Friday, April 26, 2024

Cuts to Capital Budgets a Double-Edged Sword For Council

Last week I shared some of my thoughts on Council’s first day of budget deliberations for 2021, which focused on the operating budgets. This week we will take a look at day two of those deliberations which reviewed the 2021 draft capital budgets where Council did find some areas to cut, as they attempt to reduce the 8.7 percent in additional funding required by the draft budgets presented to council last month.

After Council declined to propose any cuts to service levels in the operating budgets on day one of their deliberations, it was clear that Council was counting on the capital budgets to find cost savings that could reduce the required rate increase in 2021.

Capital budgets are an easy target for those wanting to find areas to cut in order to bring a municipal budget in line, however as I mentioned last week, this approach can be a double-edged sword for municipal councils.

The capital budgets are where the true needs of the municipality are funded. From roads and bridges to municipal facilities, to those expensive snow plows and fire vehicles. Anyone who has ever delved into the long range capital funding documents is well aware of Meaford’s infrastructure funding deficit. Like most every other municipality in the province, Meaford has many tens of millions of dollars in infrastructure needs, and many of the projects identified in capital budgets are already many years behind when they should have been addressed, and cutting projects in order to reel in this coming year’s required rate increase doesn’t make those needs go away, it simply pushes addressing those needs into the future.

For example, on day two of their budget deliberations, Council agreed to scrap a planned parking lot resurfacing project at the arena. That move does save $201,000 on the 2021 budget, and it does reduce the required rate increase for next year slightly, however that parking lot is in horrible shape, and while we can cross our fingers that Council will include the project in the 2022 budget, in the interim that parking lot will continue to crumble, and next year Council might balk at the request again.

Council found some other areas to cut on day two of their deliberations. They agreed to reduce the proposed $100,000 for the Fire Apparatus Reserve fund to just $40,000, which does save $60,000, however it does mean that there is less set aside for Meaford’s eventual need for new fire vehicles, particularly a new aerial truck that will be needed in a few years at an estimated cost of some $1.2 million.

So while it is perfectly within any council’s right to carve away at the capital budget in order to have a more palatable rate increase next year, they do so at their own peril.

A number of times during this budget season, staff has advised that, in order to find the savings they are looking for, Council should be looking at cutting or reducing service levels. Staff offers this advice to Council knowing full well that any reduction in service levels is almost certainly going to mean a reduction in staff.
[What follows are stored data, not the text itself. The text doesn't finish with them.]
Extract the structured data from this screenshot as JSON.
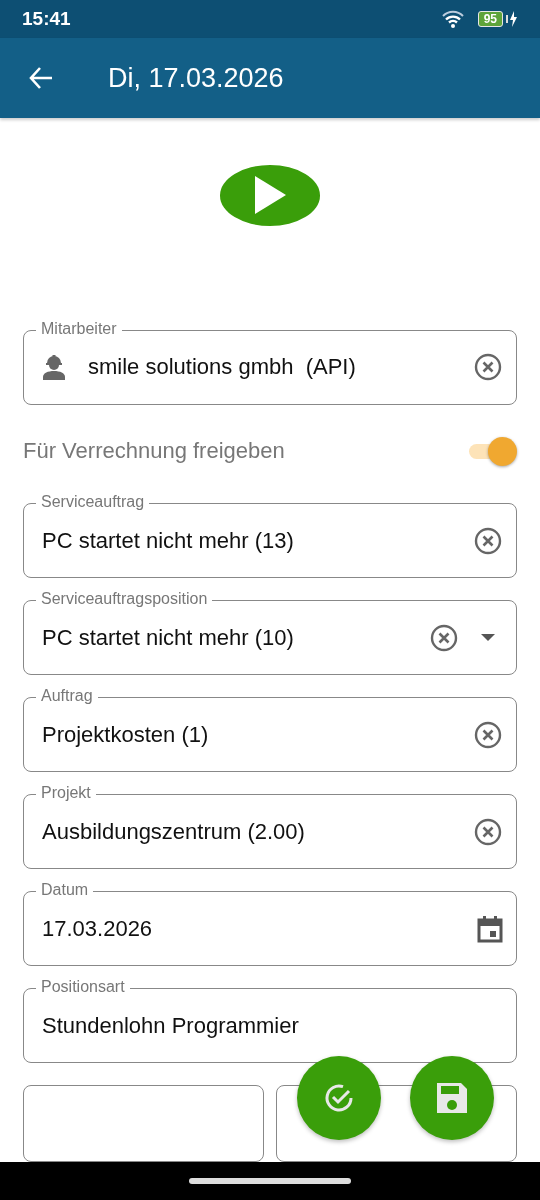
{
  "status_bar": {
    "time": "15:41",
    "battery": "95"
  },
  "app_bar": {
    "title": "Di, 17.03.2026"
  },
  "employee": {
    "label": "Mitarbeiter",
    "value": "smile solutions gmbh  (API)",
    "kind": "person"
  },
  "release": {
    "label": "Für Verrechnung freigeben",
    "on": true
  },
  "fields": [
    {
      "label": "Serviceauftrag",
      "value": "PC startet nicht mehr (13)",
      "kind": "clearable"
    },
    {
      "label": "Serviceauftragsposition",
      "value": "PC startet nicht mehr (10)",
      "kind": "dropdown"
    },
    {
      "label": "Auftrag",
      "value": "Projektkosten (1)",
      "kind": "clearable"
    },
    {
      "label": "Projekt",
      "value": "Ausbildungszentrum (2.00)",
      "kind": "clearable"
    },
    {
      "label": "Datum",
      "value": "17.03.2026",
      "kind": "date"
    },
    {
      "label": "Positionsart",
      "value": "Stundenlohn Programmier",
      "kind": "text"
    }
  ]
}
Making cuts to services requires asking some uncomfortable questions about what services ratepayers expect, and what they could potentially do without. Thus far in the budget process, only Councillor Steve Bartley has seemed willing to raise some of those important and uncomfortable questions but the remainder of Council has been clearly unwilling to engage in such conversations.
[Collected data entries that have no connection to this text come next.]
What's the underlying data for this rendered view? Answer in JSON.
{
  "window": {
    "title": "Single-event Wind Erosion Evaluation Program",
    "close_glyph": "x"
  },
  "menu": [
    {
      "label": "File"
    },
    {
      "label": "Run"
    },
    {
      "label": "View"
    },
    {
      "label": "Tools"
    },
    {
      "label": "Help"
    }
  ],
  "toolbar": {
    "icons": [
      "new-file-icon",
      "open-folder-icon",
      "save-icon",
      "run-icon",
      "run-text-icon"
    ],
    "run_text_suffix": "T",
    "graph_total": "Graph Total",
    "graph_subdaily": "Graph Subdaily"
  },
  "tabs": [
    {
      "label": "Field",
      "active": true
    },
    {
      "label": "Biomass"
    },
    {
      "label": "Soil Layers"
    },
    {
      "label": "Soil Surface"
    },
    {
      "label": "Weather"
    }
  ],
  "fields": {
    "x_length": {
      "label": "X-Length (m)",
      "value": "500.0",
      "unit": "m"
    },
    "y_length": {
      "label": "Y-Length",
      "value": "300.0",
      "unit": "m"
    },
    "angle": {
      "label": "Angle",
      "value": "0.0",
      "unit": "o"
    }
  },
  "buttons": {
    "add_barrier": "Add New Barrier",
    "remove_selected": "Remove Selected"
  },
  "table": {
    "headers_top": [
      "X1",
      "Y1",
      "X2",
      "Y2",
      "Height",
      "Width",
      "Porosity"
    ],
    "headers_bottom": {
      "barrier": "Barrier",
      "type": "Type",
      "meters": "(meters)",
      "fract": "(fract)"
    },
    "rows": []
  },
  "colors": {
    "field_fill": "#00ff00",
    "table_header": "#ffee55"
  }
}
Bartley for example asked his fellow council members if they should have a discussion about whether the municipality should be operating a public swimming pool. Meaford’s Blue Dolphin pool is more than a half century old, and is in dire need of a significant investment in order to replace the pool and to bring the facility up to modern day standards. No other council members were willing to engage in that conversation.
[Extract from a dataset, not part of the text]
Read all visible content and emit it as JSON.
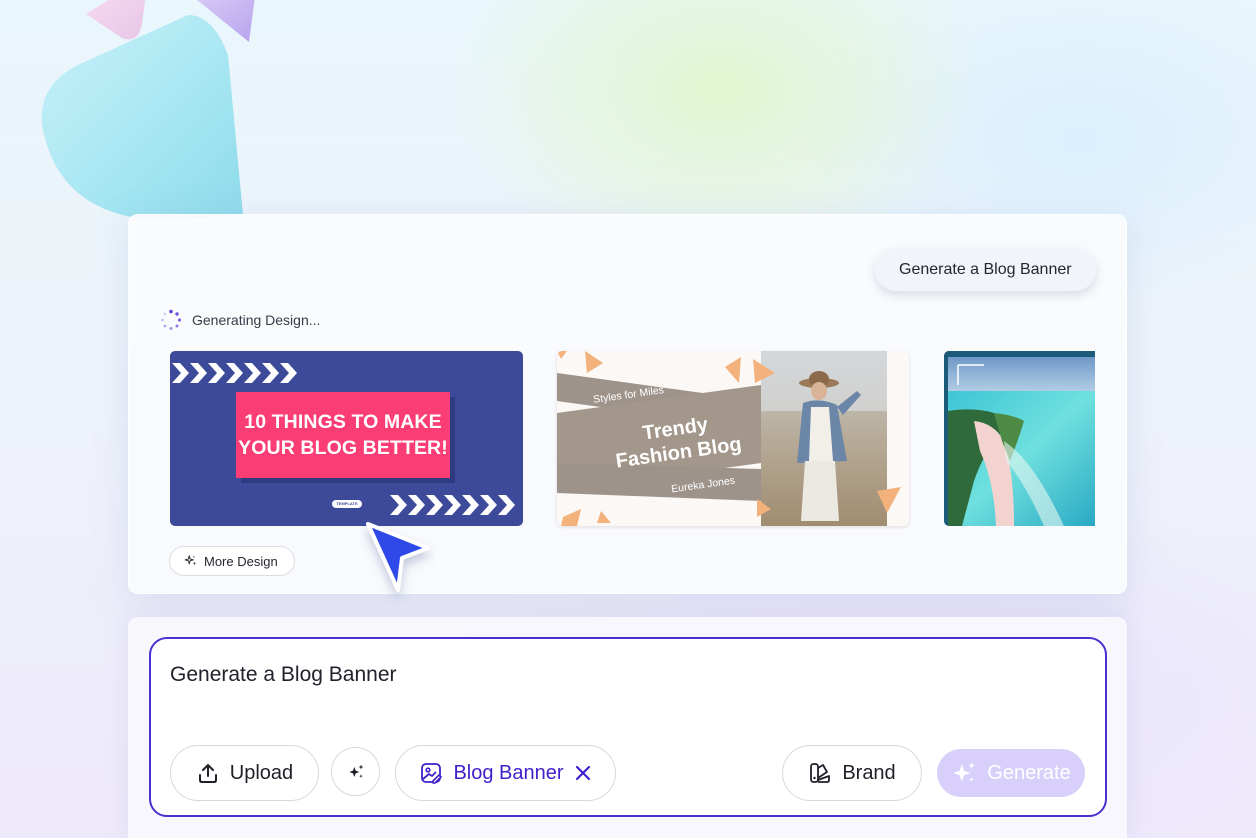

On another occasion, Bartley asked if this municipality should be in the business of operating a museum, another money-losing, aged facility that is in need of capital investment next year and beyond. Again, no other members of council were willing to entertain the conversation.

Meaford’s Treasurer has noted in the past that there are more than a dozen ice surfaces within a half hour’s drive of Meaford, and he has asked if Meaford should be in the arena business, particularly given a required investment of nearly $5 million in the not so distant future in order to breath new life into the old arena.

I’m not suggesting that Meaford should close its museum, or the public pool, or the arena, but I do suggest that the conversations need to happen, and we need to get real about our true needs versus our wants, and we need to ask ourselves if we are living beyond our means as staff have suggested to Council on numerous occasions.

Uncomfortable questions, but I think a brave council would at least engage in the conversations, and ask even more uncomfortable questions.

With the cuts they have proposed thus far, Council has managed to reduce the required rate increase in 2021 from 8.7 percent to 5.14 percent, but they are not done yet. Several members of Council have indicated that they want to see that required increase reduced further. At their November 30 meeting Council will engage in more discussion, and they will no doubt make more changes to the draft budget.

Nothing Council has decided thus far is etched in stone, and all current decisions are subject to change before a revised budget is put before the public at the December 14 statutory meeting, with Council expected to give final approval to the 2021 budgets at their January 11 meeting.